The US government has approved a joint effort to combine the self-protection capabilities of BAE Systems Inc’s AAR-57 common missile warning system (CMWS) and Leonardo’s Miysis directed infrared countermeasure (DIRCM) technology.

Announced on 15 February, the advance “will significantly enhance aircraft survivability against advanced threats” for international operators, the companies say.

CH-47F Black Hawk

Source: US Army

The companies’ self-protection technology guards rotorcraft against missile attacks

“The BAE Systems-Leonardo solution will allow existing CMWS users to add a proven, readily exportable DIRCM capability in the most cost-effective way,” the partners say.

“International customers who operate the AAR-57 now have a fast, simple and low-risk way to equip their platforms with gold-standard DIRCM protection against infrared missiles,” says Tony Innes, Leonardo’s vice-president sales, radar and advanced targeting.

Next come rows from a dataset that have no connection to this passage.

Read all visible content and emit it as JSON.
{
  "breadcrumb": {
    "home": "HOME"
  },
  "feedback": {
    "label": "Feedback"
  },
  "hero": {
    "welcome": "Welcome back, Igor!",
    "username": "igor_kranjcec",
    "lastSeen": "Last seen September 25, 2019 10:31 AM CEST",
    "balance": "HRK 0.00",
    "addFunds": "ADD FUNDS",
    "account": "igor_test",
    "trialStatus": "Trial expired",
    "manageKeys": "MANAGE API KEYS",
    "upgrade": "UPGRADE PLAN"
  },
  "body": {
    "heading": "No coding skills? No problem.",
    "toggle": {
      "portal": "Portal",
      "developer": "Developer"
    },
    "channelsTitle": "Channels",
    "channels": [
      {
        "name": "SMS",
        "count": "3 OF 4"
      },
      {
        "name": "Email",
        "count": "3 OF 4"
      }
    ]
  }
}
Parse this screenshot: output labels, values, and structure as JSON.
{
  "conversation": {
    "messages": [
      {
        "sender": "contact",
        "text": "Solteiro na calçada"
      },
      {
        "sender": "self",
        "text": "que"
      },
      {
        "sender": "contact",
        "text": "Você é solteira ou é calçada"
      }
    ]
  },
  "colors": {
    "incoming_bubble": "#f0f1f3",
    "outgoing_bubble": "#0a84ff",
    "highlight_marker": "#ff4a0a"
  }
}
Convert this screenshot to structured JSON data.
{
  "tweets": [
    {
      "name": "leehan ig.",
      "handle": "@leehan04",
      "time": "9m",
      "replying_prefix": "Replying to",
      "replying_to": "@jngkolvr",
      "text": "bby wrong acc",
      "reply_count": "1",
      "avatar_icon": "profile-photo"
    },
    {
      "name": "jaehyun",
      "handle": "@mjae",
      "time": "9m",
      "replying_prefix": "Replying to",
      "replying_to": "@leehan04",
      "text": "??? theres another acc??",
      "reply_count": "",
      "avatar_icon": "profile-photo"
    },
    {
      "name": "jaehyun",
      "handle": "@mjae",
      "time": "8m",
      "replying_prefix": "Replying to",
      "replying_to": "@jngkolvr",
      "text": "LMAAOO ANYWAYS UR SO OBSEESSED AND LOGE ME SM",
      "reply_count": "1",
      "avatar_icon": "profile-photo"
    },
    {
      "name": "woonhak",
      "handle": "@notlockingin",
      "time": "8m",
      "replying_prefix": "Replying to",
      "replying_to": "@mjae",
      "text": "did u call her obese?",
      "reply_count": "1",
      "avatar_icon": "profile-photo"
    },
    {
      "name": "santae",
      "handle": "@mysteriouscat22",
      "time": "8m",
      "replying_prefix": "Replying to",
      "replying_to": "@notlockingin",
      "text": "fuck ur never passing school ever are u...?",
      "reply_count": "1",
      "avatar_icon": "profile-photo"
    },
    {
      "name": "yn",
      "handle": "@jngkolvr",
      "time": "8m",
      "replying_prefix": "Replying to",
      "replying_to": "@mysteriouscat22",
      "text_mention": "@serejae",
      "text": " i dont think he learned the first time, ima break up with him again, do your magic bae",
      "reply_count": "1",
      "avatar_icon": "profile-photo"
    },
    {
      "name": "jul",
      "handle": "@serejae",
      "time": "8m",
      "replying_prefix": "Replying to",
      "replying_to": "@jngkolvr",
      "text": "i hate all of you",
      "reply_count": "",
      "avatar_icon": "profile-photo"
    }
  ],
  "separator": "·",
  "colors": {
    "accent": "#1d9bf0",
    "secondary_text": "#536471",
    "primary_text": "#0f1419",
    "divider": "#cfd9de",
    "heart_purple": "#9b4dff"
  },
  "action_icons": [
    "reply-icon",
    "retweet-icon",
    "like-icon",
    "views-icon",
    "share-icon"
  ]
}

“In a scenario where an aircraft comes under threat from IR missiles, the CMWS will detect the incoming threat, alert the crew and automatically cue the Miysis DIRCM,” Leonardo says. “Miysis will then quickly overwhelm the incoming missile with a powerful stream of laser energy, defeating the missile’s targeting system.”

“Using interoperable, combat-proven systems is a smart, efficient, and cost-effective aircraft survivability solution for our international customers,” says Chris Austin, BAE’s director of integrated survivability solutions.

BAE says it has so far supplied more than 3,000 of its US-produced CMWS units, for installation on over 40 rotary- and fixed-wing platform types, with customers including the US Army and international buyers.

Leonardo notes that its Miysis equipment – manufactured in Edinburgh, Scotland – offers customers an ITAR-free solution to enhance platform protection.